Republic Services pushed landfill gas beyond North America for the first time, after Neogenyx Fuels delivered ISCC-certified renewable natural gas from a Republic landfill into European compliance markets. The move gives the waste giant another outlet for methane captured at its landfills, where Republic says it already converts gas to energy at 65 sites and has gas collection wells across about 90% of active landfill acreage.
Republic has been building the RNG platform for years. The company says programs to harness landfill gas for RNG started in 2008-2013, with the McCarty Landfill as its first collection and processing plant.
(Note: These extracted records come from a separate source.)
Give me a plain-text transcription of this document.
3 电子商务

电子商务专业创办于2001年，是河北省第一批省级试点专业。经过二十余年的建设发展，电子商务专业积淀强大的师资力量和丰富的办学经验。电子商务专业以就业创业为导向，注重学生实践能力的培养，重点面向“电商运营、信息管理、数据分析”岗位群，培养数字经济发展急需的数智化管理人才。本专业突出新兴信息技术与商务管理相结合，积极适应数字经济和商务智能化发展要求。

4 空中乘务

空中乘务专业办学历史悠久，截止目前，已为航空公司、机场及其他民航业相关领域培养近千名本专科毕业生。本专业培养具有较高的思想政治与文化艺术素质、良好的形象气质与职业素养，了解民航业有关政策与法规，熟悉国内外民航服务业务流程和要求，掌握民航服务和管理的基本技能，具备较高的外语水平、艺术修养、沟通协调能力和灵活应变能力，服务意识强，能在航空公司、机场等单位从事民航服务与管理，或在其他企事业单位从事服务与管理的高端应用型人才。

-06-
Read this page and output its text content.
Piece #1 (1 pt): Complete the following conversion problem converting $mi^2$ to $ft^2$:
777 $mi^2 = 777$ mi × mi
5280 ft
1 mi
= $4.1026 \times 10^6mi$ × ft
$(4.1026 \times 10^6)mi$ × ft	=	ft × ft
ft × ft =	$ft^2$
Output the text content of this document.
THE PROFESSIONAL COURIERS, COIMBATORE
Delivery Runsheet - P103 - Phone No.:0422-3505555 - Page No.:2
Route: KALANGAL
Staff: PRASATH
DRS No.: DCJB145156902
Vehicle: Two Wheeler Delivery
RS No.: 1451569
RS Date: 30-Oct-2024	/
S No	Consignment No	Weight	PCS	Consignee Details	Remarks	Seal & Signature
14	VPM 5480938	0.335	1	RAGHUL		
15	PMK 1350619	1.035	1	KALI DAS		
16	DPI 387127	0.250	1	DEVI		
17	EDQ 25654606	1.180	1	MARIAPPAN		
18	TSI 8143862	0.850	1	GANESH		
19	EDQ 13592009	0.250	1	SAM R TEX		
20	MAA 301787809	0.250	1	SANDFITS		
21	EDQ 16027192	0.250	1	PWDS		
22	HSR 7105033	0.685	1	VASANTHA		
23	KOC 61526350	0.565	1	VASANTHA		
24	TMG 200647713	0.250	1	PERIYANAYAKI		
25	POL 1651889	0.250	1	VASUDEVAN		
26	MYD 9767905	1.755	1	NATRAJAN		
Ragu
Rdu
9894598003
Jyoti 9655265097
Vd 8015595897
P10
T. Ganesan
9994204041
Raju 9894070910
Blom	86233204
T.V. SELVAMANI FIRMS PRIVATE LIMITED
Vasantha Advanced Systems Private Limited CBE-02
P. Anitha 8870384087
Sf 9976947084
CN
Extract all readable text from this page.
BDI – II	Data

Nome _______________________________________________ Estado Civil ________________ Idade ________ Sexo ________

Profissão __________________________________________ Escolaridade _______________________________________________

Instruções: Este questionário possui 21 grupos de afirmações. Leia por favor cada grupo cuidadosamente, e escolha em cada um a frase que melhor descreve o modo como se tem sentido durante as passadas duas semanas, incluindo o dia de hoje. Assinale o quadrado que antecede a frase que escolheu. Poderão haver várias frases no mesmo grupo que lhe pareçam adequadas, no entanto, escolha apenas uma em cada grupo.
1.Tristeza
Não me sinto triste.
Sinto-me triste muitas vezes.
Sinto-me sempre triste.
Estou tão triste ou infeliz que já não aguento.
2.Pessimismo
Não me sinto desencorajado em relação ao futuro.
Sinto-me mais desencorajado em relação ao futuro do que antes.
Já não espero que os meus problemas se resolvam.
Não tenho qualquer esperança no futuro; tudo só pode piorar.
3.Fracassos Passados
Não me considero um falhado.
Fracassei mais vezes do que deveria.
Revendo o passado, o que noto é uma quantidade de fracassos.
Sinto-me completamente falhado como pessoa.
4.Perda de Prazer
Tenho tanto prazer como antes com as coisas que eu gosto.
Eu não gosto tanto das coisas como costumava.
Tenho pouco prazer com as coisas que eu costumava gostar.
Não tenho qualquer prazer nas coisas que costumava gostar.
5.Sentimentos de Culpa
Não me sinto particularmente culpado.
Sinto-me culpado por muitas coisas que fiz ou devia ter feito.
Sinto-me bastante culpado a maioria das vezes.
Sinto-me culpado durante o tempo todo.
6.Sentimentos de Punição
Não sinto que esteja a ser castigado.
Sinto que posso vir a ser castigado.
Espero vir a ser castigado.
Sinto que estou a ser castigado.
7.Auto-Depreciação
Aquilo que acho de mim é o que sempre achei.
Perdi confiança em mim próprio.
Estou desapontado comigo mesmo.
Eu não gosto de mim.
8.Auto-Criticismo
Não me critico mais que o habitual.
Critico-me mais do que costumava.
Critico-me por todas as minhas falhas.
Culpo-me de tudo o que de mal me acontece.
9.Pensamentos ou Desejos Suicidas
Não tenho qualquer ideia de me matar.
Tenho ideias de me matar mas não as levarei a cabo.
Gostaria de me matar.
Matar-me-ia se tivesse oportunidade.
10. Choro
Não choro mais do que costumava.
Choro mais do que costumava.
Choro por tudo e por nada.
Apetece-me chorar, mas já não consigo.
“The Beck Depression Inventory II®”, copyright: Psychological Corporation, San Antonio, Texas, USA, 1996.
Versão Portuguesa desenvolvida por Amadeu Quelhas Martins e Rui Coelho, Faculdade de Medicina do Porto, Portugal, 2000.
Republic has set a target to deploy more than 100 landfill-gas-to-RNG projects by 2030, a buildout that turns flare gas into saleable molecules, environmental attributes and, in some cases, transportation fuel.
The rollup is already showing up in project milestones. Ameresco said Republic's McCarty Road Landfill RNG plant reached commercial operation in Q2 2021. In June 2024, Republic and Archaea Energy marked their first RNG plant in Fort Wayne, Indiana, which was expected to process up to 6,400 scfm and enough gas to heat more than 25,000 homes annually, according to the U.S. Environmental Protection Agency's Landfill Gas Energy Benefits Calculator. In May 2025, OPAL Fuels announced a joint venture with a Republic affiliate for a project at the Charlotte Motor Speedway Landfill in Concord, North Carolina, with an initial annual design capacity of about 1.4 million MMBtu. In July 2025, Republic and Ameresco said the Lee County facility was their 15th completed renewable energy project together, and Republic said RNG from the site entered a natural gas transmission pipeline at the end of June 2025.

The European delivery matters because it suggests Republic can monetize landfill gas in premium compliance markets, not just in North American vehicle-fuel channels. That expands the customer base for captured methane and could strengthen the economics of the gas-collection network that underpins Republic's landfill moat. Republic said its 2024 greenhouse gas emissions fell 20% from the 2017 baseline, beating its interim 2025 target of a 10% reduction. Clean Energy Fuels had already praised Republic's expanded use of Redeem RNG in 2019, and the latest cross-border sale gives the stock a harder asset-backed story: landfill gas volumes, certified attributes and multiple outlets for each project rather than a single sustainability narrative.